Thanks for your review. I agree with you that ghes_proc_in_irq() is
called in SDEI, SEA, NMI notify type, they are NMI-like notify, this
function run some job which may not be NMI safe in IRQ context. And NMI
may be asynchronous error.

However, cureent kernel use ghes_kick_task_work in ghes_proc_in_irq(),
there is an assumption here that ghes_proc_in_irq() are currently in the
context of a synchronous exception, although this is not appropriate.

The challenge for my patch is to prove the rationality of distinguishing
synchronous errors. I do not have a good idea yet of distinguishing 
synchronous error by looking through ACPI/UEFI spec, so I sent this
patchset for more input. And I resent RFC PATCH v1 [1]add this as TODO.

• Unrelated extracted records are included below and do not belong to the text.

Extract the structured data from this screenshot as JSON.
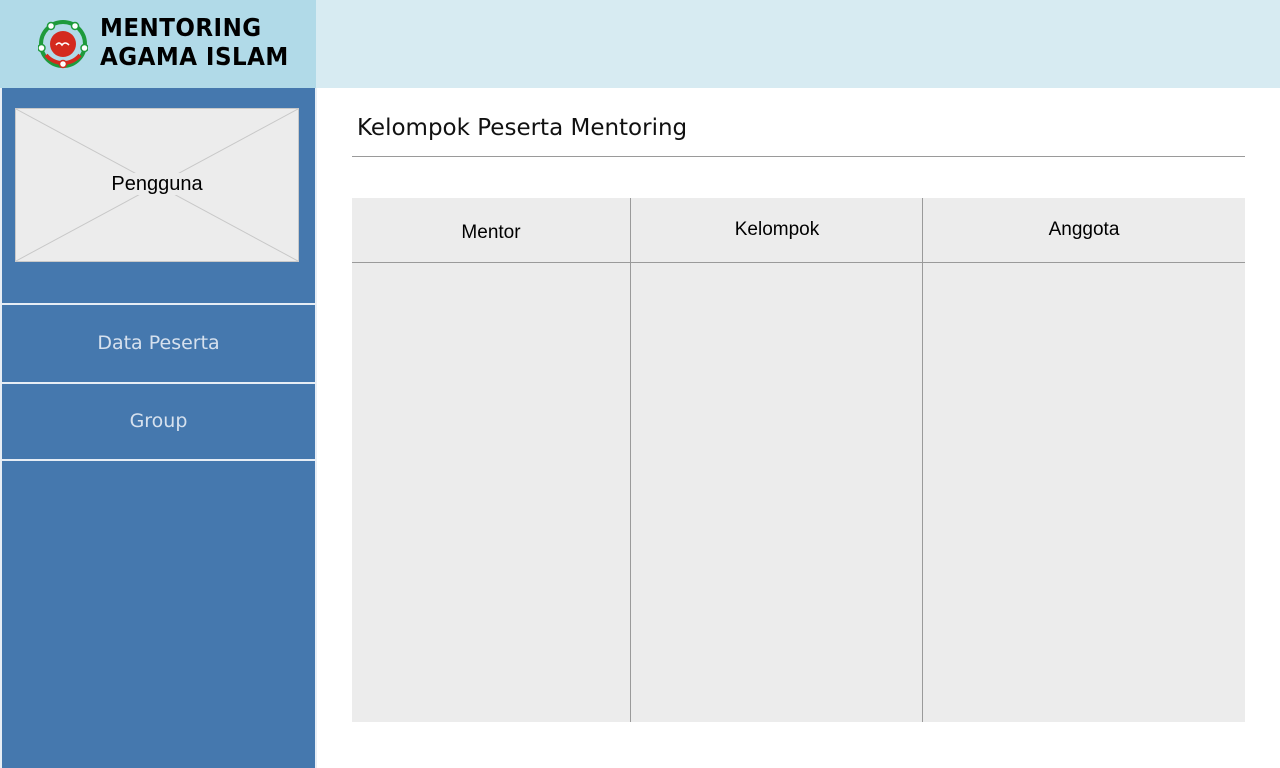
{
  "brand": {
    "line1": "MENTORING",
    "line2": "AGAMA ISLAM",
    "logo_icon": "mentoring-logo-icon",
    "colors": {
      "brand_panel": "#b1dae8",
      "header_bar": "#d7ebf2",
      "logo_green": "#1e9a3c",
      "logo_red": "#d42a1e"
    }
  },
  "sidebar": {
    "background": "#4578ae",
    "user_card": {
      "label": "Pengguna",
      "icon": "image-placeholder-icon"
    },
    "items": [
      {
        "label": "Data Peserta"
      },
      {
        "label": "Group"
      }
    ]
  },
  "main": {
    "title": "Kelompok Peserta Mentoring",
    "table": {
      "columns": [
        "Mentor",
        "Kelompok",
        "Anggota"
      ],
      "rows": []
    }
  }
}
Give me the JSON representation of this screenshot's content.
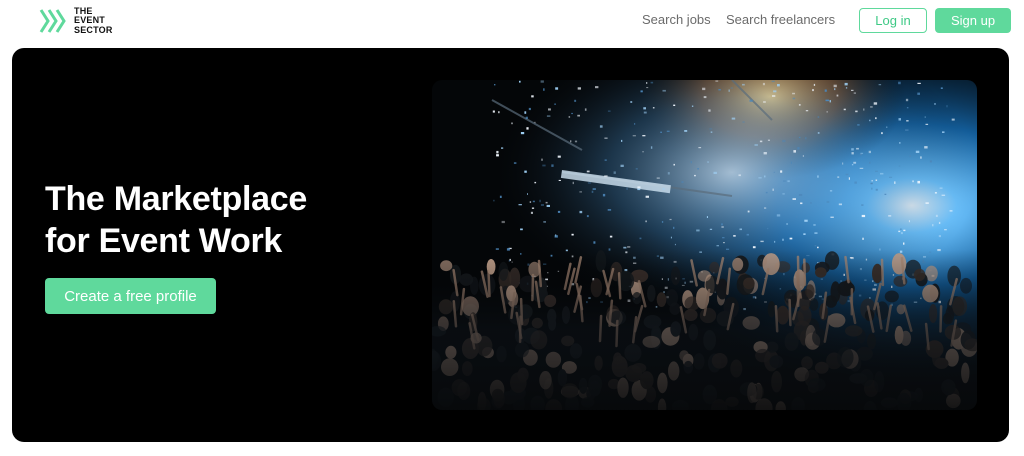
{
  "brand": {
    "line1": "THE",
    "line2": "EVENT",
    "line3": "SECTOR",
    "accent": "#5fd99c"
  },
  "nav": {
    "search_jobs": "Search jobs",
    "search_freelancers": "Search freelancers",
    "login": "Log in",
    "signup": "Sign up"
  },
  "hero": {
    "title_line1": "The Marketplace",
    "title_line2": "for Event Work",
    "cta": "Create a free profile",
    "image_subject": "concert-crowd-confetti-photo"
  }
}
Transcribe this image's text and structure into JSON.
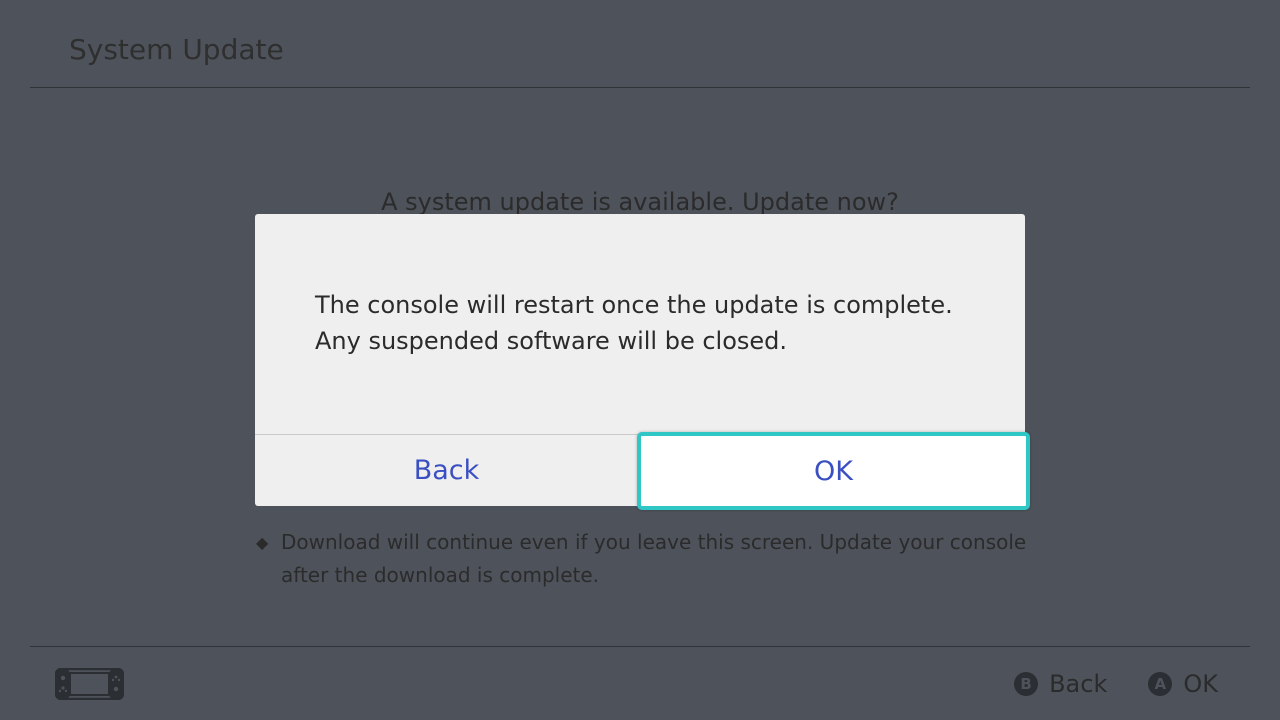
{
  "header": {
    "title": "System Update"
  },
  "main": {
    "question": "A system update is available. Update now?",
    "note_bullet": "◆",
    "note": "Download will continue even if you leave this screen. Update your console after the download is complete."
  },
  "dialog": {
    "message_line1": "The console will restart once the update is complete.",
    "message_line2": "Any suspended software will be closed.",
    "back_label": "Back",
    "ok_label": "OK",
    "accent_color": "#2fc6c6",
    "button_text_color": "#3a4fc2"
  },
  "footer": {
    "console_icon": "handheld-console-icon",
    "hints": [
      {
        "button": "B",
        "label": "Back"
      },
      {
        "button": "A",
        "label": "OK"
      }
    ]
  }
}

> 2. There is no need to pass 'sync' to __memory_failure_work_func(), 
> because memory_failure() can directly handle synchronous and 
> asynchronous errors according to entry.flags & MF_ACTION_REQUIRED:
> 
> entry.flags & MF_ACTION_REQUIRED == 1: Action: poison page and kill task 
> for synchronous error
> entry.flags & MF_ACTION_REQUIRED == 0: Action: poison page for 
> asynchronous error
> 
> Reference x86:
> do_machine_check # MCE, synchronous
>     ->kill_me_maybe
>       ->memory_failure(p->mce_addr >> PAGE_SHIFT, MF_ACTION_REQUIRED);
> 
> uc_decode_notifier # CMCI, asynchronous
>     ->memory_failure(pfn, 0)
> 
> At the same time, the modification here is repeated with your patch 01
>       if (sev == GHES_SEV_RECOVERABLE && sec_sev == GHES_SEV_RECOVERABLE)
> -        flags = 0;
> +        flags = sync ? MF_ACTION_REQUIRED : 0;
> 

Thanks, there is indeed no need to pass 'sync' to
__memory_failure_work_func(). MF_ACTION_REQUIRED can cover this, I will 
update it in the next version patchset.

> 3. Why add 'force_sig_mceerr(BUS_MCEERR_AR, 0, 0)' after 
> memory_failure(pfn, MF_ACTION_REQUIRED)?
> The task will be killed in memory_failure():
> if poisoned, kill_accessing_process()->kill_proc()
> if not poisoned, hwpoison_user_mappings()->collect_procs()->kill_procs()
> 
> Reference x86 to handle synchronous error:
> kill_me_maybe()
> {
>      int flags = MF_ACTION_REQUIRED;
>      ret = memory_failure(p->mce_addr >> PAGE_SHIFT, flags);
>      if (!ret) {
>      ...
>          return;
>      }
>      if (ret == -EHWPOISON || ret == -EOPNOTSUPP)
>          return;
> 
>      pr_err("Memory error not recovered");
>      kill_me_now(cb);
> }
> 

Thanks again, this patch is based on synchronous error is not 
distinguished from
asynchronous  error, in that case, kill_accessing_process() run in 
kthread worker may not kill current thread. Now, based on the first 
patch, this SEA loop can be handled. But this patch is also needed 
reference x86 kill_me_maybe(), I update this patch in RFC PATCH v1[1].
I will integrate this patch into the first patch, because this patch 
commit message is not suitable based on the first patch.

[1] 
https://lore.kernel.org/linux-mm/20221207093935.1972530-1-lvying6@huawei.com/T/


-- 
Thanks!
Lv Ying